FAYETTEVILLE, Ark. (AP) — Bret Bielema is taking his brand of power football to Arkansas, leaving Wisconsin after seven seasons.
Arkansas released a statement Tuesday night saying Bielema has agreed to a deal to take over the reeling program following the firing of former coach Bobby Petrino.
A person familiar with the situation, who spoke on the condition of anonymity because the information hasn't been released publicly, says the deal is for six years and $3.2 million annually.
Bielema, Barry Alvarez's hand-picked successor at Wisconsin, was 68-24 with the Badgers, with four double-digit win seasons. He coached Wisconsin to a 17-14 victory over Arkansas at the Capital One Bowl in his first season.
“His tough, aggressive style of play has been successful and will be appealing to student-athletes and Razorback fans,” Arkansas Athletic Director Jeff Long said in a statement. “He not only shares the vision and values for the future of Arkansas football, he embraces them.”
Bielema is leaving the Big Ten for the SEC and a Razorbacks program that opened the year with hopes of challenging for a national championship only to get mired in the Petrino scandal before stumbling to a 4-8 finish.
The move was the second stunning hire this year at Arkansas, which brought in John L. Smith as the interim coach after firing Petrino for hiring his mistress to work in the athletic department. Long announced after the season that Smith wouldn't return.
Bielema seems likely to bring a far different approach than what the Razorbacks have become accustomed to. Arkansas continually ranked among the Southeastern Conference's best passing teams under Petrino while Bielema is known for his dominant offensive lines and slew of running backs.

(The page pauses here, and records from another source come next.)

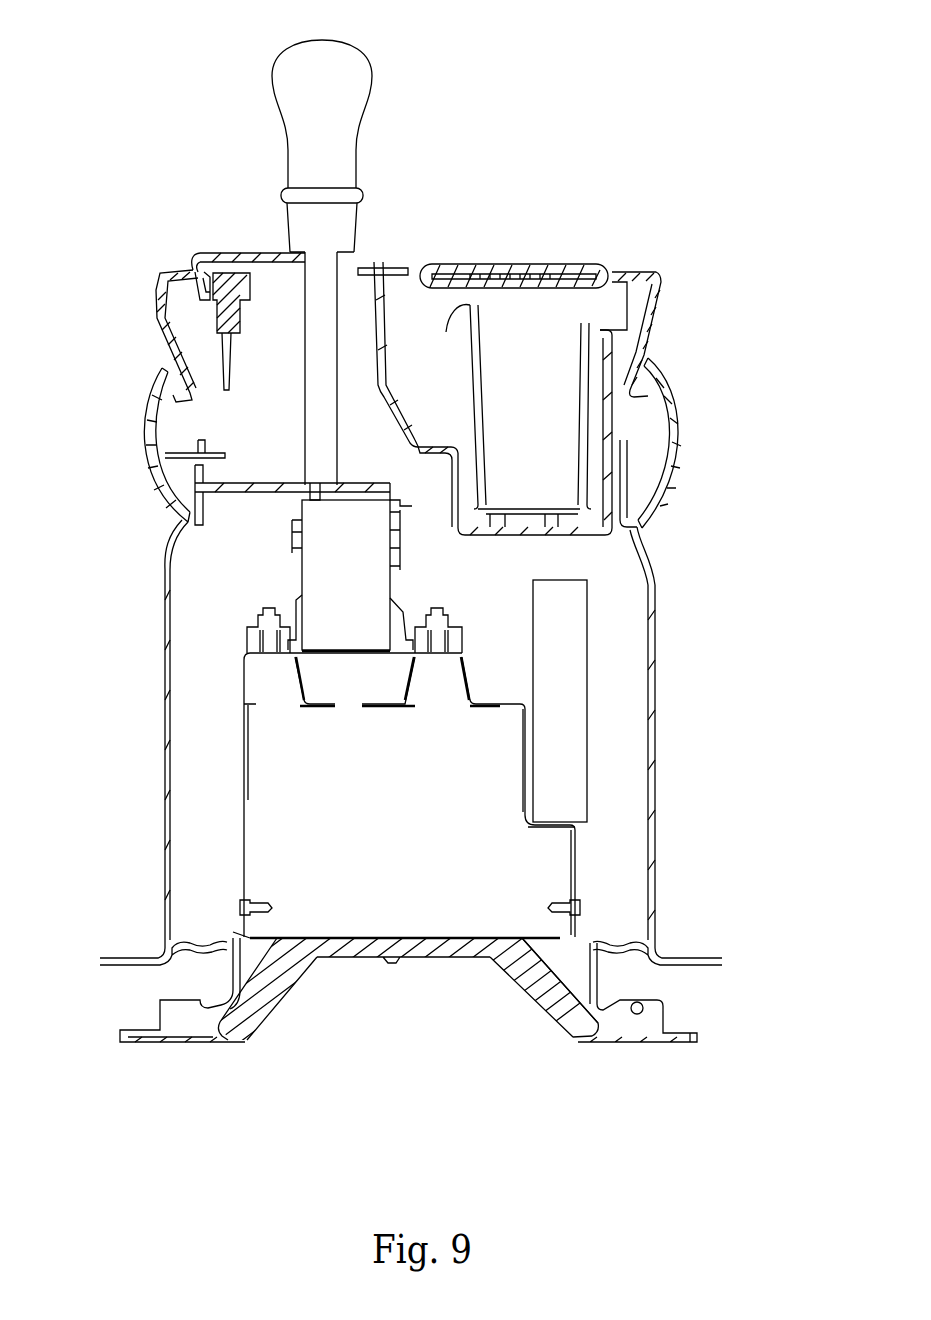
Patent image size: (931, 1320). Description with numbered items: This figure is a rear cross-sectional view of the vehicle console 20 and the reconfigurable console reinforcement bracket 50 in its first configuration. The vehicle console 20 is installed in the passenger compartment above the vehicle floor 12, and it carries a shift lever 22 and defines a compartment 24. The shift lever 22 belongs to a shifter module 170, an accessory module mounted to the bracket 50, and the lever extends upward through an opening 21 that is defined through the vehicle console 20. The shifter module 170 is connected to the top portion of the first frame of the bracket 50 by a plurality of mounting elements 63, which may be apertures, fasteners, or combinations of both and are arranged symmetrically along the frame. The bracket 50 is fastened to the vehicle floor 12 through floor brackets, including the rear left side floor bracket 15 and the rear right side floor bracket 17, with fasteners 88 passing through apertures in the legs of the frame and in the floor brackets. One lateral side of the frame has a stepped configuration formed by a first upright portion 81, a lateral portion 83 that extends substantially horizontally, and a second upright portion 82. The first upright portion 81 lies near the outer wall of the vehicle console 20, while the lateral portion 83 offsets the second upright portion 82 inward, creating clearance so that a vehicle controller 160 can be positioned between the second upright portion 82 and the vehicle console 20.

The shift lever 22 is at (357, 48).
The opening 21 is at (299, 262).
The compartment 24 is at (578, 266).
The vehicle console 20 is at (686, 285).
The shifter module 170 is at (294, 566).
The mounting elements 63 is at (244, 677).
The bracket 50 is at (220, 770).
The vehicle controller 160 is at (587, 690).
The second upright portion 82 is at (523, 760).
The lateral portion 83 is at (540, 833).
The first upright portion 81 is at (573, 883).
The fasteners 88 is at (590, 920).
The rear left side floor bracket 15 is at (276, 926).
The rear right side floor bracket 17 is at (560, 925).
The vehicle floor 12 is at (683, 1030).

“During my conversation with Jeff (Long), he described the characteristics for the perfect fit to lead this program,” Bielema said in a statement. “It was evident we share the same mission, principles and goals.”

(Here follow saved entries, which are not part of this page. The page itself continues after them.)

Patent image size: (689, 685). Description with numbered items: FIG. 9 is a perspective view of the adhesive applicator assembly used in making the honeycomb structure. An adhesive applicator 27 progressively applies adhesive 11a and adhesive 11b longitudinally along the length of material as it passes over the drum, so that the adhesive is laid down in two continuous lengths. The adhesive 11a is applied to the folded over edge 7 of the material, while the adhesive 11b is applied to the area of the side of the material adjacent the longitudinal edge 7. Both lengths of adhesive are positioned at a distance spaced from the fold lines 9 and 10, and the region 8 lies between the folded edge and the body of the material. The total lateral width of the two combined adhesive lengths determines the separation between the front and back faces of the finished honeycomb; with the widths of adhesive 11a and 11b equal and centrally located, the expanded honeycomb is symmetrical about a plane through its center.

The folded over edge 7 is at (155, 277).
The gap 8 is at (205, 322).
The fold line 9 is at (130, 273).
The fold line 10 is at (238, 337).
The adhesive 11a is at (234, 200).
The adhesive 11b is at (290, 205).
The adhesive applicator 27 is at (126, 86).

The 42-year-old Bielema was the defensive coordinator at Wisconsin for two years before being promoted to head coach in 2006. He played for Iowa and started his coaching career there as an assistant under Hayden Fry and later Kirk Ferentz.
“I was very surprised when Bret told me he was taking the offer from Arkansas,” said Alvarez, Wisconsin's athletic director and former coach. “He did a great job for us during his seven years as head coach, both on the field and off. I want to thank him for his work and wish him the best at Arkansas.”
Bielema met with his Wisconsin players Tuesday night.
“I guess I was a little surprised, but it's a very good opportunity for him,” starting center Travis Frederick said. “I'm sure he'll do well.”
Most players declined to comment as reporters waited to talk to them. Some said Bielema urged them to remain focused on the Rose Bowl.
Frederick also said he was unsure who would lead the team going forward, and Alvarez said in a statement that he has a responsibility to ensure the program continues at a high level and that he has already started looking for a replacement.
Some players took to Twitter to lobby for Paul Chryst, the former Wisconsin offensive coordinator in his first season as head coach at Pittsburgh. Offensive lineman Ryan Groy tweeted “Paul Chryst! Paul Chryst!”
“I understand the speculation surrounding my name given today's developments,” Chryst said in a statement released by Pitt. “I am committed to the Pitt football program and the University of Pittsburgh. I am focusing all my time and energy on our team's bowl game preparation and recruiting a great group of young men to join our program and this outstanding university. We are working hard every day to re-establish this program and I am excited about the future of Pitt football.”
The search for Wisconsin's next coach will be the first for the school since Alvarez was brought in for the 1990 season.
Still, quarterback Joel Stave noted coaching turnovers are common in college football, even if it is foreign to those on the Wisconsin roster.
“It's something that's new for me. I haven't really experienced this,” Stave said. “But it's something that we're just going to work through.”